Na ausência do agente inflamatório e presença de sinais citomorfológicos de inflamação, deve-se relatar em laudo “presença de alterações inflamatórias inespecíficas”.

Hiperqueratose

 

A queratinização do epitélio da cérvice é denominada hiperceratose, marcada pelo surgimento de placas brancas, denominadas leucoplásicas ou áreas de queratinização, mais bem visualizadas pela colposcopia após o uso do ácido acético diluído. É caracterizada pela presença de células anucleadas do tipo superficiais eosinofílicas e tem como causa a irritação crônica.

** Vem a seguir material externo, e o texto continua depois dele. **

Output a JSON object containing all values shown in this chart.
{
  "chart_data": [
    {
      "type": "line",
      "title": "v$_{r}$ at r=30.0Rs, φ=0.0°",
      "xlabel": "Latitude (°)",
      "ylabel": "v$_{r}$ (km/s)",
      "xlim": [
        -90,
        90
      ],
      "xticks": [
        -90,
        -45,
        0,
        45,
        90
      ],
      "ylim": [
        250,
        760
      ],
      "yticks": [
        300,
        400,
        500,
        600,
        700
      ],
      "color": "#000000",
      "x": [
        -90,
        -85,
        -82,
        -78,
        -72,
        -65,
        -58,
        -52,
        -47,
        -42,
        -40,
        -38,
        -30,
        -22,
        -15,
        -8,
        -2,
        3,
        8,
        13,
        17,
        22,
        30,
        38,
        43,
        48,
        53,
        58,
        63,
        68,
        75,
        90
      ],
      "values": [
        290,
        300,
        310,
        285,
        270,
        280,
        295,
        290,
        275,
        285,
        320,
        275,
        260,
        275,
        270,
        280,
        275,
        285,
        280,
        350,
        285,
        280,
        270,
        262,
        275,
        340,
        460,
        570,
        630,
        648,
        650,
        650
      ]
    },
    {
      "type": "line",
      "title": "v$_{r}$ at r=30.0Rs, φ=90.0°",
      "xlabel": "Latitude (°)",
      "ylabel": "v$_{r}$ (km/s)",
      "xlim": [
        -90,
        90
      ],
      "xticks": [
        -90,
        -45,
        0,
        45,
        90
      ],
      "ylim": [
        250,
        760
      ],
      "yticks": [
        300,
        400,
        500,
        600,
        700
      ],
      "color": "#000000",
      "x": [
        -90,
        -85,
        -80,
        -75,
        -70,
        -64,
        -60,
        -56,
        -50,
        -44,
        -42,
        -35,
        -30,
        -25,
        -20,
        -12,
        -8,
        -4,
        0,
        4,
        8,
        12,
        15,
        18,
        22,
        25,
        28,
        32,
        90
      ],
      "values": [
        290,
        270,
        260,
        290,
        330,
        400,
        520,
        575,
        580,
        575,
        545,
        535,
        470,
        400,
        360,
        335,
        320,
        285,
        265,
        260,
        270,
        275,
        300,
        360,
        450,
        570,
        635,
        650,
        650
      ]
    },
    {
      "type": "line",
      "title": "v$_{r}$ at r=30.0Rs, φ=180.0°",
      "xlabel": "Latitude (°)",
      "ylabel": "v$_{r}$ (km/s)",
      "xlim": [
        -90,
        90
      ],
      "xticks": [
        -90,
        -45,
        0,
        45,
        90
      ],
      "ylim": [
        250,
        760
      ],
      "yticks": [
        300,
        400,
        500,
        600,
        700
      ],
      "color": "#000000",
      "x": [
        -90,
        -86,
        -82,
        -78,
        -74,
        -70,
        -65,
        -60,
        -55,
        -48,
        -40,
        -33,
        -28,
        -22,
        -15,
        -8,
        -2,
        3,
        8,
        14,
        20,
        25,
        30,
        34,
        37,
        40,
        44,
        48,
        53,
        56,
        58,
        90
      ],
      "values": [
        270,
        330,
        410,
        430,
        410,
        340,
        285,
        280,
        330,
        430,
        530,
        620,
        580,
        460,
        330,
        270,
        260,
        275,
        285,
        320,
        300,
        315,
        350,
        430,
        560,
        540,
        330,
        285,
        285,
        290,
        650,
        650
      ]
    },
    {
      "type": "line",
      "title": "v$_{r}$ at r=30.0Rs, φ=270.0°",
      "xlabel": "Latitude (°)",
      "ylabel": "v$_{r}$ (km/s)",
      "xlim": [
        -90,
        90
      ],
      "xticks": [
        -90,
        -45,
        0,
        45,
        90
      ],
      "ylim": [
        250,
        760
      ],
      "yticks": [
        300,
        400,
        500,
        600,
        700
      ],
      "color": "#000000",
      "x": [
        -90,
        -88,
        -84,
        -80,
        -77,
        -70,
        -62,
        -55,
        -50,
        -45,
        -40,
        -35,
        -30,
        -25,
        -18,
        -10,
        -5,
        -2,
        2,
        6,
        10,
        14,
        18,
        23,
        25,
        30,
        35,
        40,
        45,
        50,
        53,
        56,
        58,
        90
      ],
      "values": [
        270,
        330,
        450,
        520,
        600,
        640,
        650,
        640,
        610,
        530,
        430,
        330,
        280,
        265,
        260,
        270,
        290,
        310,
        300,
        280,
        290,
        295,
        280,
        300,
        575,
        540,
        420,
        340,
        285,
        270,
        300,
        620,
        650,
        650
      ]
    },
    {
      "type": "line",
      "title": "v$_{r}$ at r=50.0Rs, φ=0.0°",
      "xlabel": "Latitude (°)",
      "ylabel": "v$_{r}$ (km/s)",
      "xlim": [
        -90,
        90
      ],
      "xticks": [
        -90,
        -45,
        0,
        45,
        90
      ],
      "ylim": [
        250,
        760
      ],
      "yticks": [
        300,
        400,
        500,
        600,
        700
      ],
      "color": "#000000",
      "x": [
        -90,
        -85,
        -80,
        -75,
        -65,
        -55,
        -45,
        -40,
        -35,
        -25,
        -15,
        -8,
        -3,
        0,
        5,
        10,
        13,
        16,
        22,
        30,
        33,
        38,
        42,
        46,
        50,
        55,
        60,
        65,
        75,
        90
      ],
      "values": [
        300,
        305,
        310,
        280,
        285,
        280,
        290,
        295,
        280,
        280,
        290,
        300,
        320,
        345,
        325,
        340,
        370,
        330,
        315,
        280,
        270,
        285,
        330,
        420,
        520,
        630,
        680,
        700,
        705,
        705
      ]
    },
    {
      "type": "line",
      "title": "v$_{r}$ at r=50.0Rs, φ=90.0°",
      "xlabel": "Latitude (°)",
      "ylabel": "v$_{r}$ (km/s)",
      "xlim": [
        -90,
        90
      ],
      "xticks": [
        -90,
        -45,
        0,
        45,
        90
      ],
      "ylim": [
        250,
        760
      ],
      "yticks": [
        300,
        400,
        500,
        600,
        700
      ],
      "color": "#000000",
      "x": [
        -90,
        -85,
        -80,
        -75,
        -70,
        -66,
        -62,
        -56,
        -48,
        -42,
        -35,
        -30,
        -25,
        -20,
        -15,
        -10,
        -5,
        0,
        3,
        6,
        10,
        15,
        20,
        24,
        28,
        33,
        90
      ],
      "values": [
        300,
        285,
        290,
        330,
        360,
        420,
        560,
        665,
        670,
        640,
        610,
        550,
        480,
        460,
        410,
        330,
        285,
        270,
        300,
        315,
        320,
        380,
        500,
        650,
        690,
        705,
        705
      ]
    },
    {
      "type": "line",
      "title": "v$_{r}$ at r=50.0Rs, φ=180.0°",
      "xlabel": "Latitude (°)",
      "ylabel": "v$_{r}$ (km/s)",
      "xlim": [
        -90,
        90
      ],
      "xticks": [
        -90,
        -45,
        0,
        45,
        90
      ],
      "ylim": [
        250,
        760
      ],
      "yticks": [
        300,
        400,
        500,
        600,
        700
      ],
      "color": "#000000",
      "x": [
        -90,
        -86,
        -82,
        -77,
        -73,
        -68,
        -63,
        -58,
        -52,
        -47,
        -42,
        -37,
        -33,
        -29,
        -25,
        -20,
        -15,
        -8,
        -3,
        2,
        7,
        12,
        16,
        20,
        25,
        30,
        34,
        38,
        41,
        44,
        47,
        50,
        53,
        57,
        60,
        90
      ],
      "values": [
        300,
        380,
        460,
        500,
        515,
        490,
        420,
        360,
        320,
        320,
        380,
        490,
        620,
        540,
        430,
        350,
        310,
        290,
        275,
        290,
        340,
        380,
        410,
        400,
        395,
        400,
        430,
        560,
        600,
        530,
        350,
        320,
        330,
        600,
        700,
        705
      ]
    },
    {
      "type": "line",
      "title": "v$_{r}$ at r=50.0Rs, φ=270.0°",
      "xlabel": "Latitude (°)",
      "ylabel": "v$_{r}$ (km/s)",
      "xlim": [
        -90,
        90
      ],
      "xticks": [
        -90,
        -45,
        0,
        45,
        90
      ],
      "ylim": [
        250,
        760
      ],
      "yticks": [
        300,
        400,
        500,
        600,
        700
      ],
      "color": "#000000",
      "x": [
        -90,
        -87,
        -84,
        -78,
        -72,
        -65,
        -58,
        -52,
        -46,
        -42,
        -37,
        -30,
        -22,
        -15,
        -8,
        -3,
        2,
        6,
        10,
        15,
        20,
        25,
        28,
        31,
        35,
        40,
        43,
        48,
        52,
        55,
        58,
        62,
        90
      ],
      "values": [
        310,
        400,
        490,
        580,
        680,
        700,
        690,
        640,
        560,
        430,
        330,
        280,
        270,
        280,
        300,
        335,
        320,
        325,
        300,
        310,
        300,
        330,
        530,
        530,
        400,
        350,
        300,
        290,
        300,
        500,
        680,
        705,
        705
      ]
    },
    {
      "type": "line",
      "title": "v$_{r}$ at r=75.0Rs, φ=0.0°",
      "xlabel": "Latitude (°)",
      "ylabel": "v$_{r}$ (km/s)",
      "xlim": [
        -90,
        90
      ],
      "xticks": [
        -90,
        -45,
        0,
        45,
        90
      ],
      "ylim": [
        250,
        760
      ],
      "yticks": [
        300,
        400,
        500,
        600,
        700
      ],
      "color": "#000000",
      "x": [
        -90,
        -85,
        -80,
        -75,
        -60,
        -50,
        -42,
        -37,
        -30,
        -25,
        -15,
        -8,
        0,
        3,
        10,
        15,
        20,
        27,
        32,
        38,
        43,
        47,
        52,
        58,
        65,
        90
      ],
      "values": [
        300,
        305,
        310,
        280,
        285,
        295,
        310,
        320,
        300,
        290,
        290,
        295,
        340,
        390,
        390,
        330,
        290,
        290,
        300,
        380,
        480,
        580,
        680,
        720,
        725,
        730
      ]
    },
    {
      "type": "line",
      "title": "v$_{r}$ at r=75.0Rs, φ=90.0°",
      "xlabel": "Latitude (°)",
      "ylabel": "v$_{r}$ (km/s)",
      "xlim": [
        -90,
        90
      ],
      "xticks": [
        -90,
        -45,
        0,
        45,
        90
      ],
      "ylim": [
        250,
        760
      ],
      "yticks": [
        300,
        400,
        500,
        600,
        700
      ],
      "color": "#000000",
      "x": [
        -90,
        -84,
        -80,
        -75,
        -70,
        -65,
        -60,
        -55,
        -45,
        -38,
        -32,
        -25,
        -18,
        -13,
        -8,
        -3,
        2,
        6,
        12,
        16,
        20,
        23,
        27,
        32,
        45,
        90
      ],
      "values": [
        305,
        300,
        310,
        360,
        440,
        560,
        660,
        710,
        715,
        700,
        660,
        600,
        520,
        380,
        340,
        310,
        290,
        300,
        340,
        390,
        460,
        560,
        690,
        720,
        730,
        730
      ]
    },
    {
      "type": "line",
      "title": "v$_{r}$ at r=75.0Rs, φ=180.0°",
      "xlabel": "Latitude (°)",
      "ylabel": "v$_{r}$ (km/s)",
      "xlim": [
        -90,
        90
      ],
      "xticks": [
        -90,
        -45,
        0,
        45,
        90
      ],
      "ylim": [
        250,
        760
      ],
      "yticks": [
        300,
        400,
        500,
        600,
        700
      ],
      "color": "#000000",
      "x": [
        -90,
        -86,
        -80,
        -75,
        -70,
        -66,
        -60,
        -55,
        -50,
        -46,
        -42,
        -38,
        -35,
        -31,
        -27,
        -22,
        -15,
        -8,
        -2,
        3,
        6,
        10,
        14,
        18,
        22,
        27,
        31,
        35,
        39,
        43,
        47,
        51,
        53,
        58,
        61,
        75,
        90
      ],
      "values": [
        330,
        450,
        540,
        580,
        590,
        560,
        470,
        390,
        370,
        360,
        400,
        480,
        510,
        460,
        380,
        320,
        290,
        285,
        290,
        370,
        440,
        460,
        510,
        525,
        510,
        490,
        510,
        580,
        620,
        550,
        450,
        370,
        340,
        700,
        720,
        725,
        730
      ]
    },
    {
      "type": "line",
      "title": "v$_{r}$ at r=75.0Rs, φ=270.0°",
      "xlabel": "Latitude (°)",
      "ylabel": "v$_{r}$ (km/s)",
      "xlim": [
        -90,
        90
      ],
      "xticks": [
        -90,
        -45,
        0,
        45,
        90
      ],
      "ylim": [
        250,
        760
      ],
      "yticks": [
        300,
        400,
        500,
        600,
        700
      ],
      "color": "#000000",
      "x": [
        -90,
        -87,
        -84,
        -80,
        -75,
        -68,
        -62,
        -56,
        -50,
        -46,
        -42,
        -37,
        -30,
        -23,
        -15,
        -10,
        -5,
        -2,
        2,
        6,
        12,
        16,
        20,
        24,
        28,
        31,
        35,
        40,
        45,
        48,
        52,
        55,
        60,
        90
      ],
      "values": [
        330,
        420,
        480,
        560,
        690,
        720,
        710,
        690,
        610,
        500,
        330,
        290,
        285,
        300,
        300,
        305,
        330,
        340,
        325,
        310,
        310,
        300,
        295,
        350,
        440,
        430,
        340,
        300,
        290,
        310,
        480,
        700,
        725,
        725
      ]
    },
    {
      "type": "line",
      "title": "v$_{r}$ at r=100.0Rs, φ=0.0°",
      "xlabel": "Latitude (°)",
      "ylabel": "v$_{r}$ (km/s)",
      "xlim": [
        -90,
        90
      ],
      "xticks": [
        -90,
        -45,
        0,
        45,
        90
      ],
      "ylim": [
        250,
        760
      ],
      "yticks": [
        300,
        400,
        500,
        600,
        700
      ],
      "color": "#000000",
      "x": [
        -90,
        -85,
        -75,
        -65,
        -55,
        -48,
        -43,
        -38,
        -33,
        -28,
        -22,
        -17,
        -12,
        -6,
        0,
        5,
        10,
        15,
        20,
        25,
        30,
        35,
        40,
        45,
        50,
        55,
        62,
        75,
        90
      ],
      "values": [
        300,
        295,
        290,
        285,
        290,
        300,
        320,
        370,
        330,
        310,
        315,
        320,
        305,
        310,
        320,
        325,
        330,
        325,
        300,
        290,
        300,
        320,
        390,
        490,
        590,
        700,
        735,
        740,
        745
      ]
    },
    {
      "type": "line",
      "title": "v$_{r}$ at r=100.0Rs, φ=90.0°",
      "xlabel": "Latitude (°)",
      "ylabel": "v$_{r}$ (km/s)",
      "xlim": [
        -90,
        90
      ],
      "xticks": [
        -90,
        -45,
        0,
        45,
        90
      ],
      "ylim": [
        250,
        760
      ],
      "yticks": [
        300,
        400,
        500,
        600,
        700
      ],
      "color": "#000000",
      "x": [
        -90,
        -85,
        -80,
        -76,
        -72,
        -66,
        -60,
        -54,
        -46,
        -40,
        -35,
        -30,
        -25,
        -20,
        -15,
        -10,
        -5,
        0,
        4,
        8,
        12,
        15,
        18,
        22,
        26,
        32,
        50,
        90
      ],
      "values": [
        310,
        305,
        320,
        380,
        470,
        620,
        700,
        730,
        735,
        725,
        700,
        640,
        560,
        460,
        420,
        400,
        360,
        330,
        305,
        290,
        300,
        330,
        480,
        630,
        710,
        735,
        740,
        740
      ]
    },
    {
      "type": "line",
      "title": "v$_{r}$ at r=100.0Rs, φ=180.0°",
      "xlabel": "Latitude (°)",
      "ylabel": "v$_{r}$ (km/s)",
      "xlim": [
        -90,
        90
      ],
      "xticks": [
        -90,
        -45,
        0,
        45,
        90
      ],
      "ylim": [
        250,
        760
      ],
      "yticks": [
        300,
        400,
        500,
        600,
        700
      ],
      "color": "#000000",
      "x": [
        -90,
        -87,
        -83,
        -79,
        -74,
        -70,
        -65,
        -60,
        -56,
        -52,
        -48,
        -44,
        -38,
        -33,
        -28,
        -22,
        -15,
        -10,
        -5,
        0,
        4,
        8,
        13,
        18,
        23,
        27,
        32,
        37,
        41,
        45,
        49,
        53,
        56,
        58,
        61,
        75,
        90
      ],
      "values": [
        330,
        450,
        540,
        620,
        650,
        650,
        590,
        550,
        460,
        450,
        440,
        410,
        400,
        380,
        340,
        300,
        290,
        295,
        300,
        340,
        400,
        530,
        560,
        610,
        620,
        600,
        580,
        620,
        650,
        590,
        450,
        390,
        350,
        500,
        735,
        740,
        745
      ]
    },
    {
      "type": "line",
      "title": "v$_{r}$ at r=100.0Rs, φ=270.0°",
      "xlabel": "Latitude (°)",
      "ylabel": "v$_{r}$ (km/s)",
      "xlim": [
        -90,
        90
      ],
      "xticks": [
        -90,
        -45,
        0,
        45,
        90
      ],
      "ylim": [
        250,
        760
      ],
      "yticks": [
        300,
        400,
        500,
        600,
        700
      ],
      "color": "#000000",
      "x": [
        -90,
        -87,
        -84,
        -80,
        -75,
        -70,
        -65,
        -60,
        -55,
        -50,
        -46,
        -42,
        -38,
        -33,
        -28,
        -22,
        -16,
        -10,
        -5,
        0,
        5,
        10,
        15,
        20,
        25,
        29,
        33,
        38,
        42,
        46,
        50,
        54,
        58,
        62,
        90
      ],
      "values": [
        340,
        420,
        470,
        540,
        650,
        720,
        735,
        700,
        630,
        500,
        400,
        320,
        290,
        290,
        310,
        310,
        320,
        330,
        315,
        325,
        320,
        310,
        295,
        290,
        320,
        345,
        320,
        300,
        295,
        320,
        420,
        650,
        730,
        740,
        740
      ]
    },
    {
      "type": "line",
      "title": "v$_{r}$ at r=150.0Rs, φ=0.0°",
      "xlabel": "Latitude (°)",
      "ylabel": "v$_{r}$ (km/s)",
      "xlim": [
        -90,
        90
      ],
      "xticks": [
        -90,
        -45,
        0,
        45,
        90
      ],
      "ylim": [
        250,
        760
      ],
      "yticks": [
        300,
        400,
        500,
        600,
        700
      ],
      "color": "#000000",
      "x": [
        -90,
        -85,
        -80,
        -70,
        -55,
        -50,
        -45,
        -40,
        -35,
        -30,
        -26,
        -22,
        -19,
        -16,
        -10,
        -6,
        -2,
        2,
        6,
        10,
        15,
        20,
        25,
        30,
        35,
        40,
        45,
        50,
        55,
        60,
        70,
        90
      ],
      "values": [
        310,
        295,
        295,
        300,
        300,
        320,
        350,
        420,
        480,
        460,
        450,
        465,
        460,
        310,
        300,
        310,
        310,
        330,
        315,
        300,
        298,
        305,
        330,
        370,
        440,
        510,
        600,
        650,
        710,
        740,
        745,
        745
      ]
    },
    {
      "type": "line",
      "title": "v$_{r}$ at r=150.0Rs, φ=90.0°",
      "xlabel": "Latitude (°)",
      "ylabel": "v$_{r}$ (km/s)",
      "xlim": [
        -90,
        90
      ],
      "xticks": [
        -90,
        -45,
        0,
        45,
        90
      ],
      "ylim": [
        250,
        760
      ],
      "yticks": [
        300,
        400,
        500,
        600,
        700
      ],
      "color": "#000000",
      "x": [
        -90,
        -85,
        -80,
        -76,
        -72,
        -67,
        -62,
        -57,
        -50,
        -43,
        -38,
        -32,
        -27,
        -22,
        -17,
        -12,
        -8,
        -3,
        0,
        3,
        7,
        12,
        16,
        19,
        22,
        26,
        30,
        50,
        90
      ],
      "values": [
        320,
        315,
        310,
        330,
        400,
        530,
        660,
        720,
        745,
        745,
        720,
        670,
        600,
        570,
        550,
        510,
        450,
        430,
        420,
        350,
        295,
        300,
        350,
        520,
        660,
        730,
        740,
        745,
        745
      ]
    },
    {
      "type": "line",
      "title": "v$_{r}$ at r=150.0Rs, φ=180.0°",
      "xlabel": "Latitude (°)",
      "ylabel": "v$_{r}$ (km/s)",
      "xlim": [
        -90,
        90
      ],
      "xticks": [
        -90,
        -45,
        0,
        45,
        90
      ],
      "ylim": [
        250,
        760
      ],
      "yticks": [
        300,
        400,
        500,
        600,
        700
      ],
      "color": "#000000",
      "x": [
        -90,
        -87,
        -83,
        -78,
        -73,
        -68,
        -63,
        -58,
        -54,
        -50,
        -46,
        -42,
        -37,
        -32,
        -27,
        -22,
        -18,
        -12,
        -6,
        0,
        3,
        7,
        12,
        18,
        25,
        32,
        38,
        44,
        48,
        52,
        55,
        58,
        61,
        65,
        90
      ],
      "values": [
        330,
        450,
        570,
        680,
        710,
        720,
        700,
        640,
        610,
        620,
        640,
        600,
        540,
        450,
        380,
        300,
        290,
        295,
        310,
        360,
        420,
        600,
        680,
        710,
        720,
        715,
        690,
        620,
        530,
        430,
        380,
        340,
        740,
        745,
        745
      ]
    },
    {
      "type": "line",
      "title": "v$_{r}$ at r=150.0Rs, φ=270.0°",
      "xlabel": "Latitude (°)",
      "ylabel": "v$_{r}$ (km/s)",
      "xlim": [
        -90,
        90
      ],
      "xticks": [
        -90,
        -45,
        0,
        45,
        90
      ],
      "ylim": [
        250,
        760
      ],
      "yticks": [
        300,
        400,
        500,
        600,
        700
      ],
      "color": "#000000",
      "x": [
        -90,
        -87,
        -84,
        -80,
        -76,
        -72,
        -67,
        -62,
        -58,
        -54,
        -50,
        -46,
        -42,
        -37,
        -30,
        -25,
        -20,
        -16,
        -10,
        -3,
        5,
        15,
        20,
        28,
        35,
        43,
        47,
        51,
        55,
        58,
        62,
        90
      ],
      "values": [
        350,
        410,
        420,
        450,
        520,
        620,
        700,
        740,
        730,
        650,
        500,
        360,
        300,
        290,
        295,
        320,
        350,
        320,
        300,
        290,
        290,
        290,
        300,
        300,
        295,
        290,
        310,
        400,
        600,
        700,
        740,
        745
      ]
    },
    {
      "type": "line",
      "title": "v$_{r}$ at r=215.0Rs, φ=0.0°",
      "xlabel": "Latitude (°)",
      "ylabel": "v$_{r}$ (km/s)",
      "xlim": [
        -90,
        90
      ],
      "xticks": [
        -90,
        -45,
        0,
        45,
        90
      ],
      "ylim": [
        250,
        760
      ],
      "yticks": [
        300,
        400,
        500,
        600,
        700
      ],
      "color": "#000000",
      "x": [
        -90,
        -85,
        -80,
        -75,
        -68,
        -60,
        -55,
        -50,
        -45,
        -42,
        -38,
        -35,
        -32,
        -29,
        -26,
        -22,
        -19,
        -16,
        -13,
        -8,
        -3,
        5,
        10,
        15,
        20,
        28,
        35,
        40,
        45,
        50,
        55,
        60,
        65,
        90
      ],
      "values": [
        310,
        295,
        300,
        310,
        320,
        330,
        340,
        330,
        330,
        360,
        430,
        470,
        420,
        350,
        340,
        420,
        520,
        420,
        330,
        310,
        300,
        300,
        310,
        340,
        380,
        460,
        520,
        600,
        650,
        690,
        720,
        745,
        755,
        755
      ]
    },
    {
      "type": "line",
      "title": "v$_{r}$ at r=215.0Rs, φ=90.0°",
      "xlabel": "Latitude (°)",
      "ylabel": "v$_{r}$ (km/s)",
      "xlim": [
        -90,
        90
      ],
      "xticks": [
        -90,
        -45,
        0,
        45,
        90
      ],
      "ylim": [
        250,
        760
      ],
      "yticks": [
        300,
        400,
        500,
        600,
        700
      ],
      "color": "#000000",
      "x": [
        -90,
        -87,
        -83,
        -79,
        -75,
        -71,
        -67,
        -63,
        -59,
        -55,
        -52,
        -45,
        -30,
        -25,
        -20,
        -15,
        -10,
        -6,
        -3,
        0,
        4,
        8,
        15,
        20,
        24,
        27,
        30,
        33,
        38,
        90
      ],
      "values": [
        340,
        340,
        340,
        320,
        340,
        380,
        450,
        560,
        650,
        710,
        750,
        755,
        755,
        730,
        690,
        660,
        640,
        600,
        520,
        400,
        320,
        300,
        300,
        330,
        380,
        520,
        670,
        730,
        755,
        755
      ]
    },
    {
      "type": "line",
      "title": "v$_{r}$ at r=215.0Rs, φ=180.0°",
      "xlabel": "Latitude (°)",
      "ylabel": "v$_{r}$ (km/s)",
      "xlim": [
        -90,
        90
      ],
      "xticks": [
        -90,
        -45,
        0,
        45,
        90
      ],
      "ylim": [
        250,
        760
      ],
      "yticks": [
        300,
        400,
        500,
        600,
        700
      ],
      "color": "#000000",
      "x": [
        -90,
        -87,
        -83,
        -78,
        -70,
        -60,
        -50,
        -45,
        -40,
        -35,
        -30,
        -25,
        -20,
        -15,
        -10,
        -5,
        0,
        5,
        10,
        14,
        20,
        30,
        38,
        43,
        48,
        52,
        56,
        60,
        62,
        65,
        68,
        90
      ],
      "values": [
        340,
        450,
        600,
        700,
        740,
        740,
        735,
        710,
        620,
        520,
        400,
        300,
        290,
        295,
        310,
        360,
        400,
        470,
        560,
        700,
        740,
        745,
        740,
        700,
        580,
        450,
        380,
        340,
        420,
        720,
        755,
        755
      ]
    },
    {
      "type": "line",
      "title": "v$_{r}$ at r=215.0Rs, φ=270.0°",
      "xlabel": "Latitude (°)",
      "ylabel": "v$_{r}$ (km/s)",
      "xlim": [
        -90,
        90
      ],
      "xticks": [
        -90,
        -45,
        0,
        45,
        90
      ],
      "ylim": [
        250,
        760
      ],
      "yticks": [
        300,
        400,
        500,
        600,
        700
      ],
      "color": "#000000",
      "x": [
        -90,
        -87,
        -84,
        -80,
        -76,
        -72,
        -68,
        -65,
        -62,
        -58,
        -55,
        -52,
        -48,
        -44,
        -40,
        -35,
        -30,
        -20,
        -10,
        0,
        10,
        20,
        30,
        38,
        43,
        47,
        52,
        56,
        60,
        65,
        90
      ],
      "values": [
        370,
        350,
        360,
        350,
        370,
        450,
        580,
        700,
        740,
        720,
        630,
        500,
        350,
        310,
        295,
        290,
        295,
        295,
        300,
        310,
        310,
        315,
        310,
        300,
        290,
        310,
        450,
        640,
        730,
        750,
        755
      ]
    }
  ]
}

Atenção deve ser dada quando na presença das células anucleadas, pois poderá indicar que a coleta foi realizada da parte mais distal da vagina ou próximo à vulva. Portanto, a presença das células anucleadas só deve ser mencionada se aparecer em quantidade considerável e quando, no ato da coleta, for verificada área de queratinização geralmente associada à HSIL.

Paraqueratose

 

Também causada por irritação crônica, é caracterizada pela presença de células escamosas dispostas isoladamente ou agrupadas com núcleo pequeno, uniforme, picnótico, central e citoplasma eosinofílico. Sua presença está destacada em pacientes com história de displasia (SIL), oque sugere maior atenção e acompanhamento.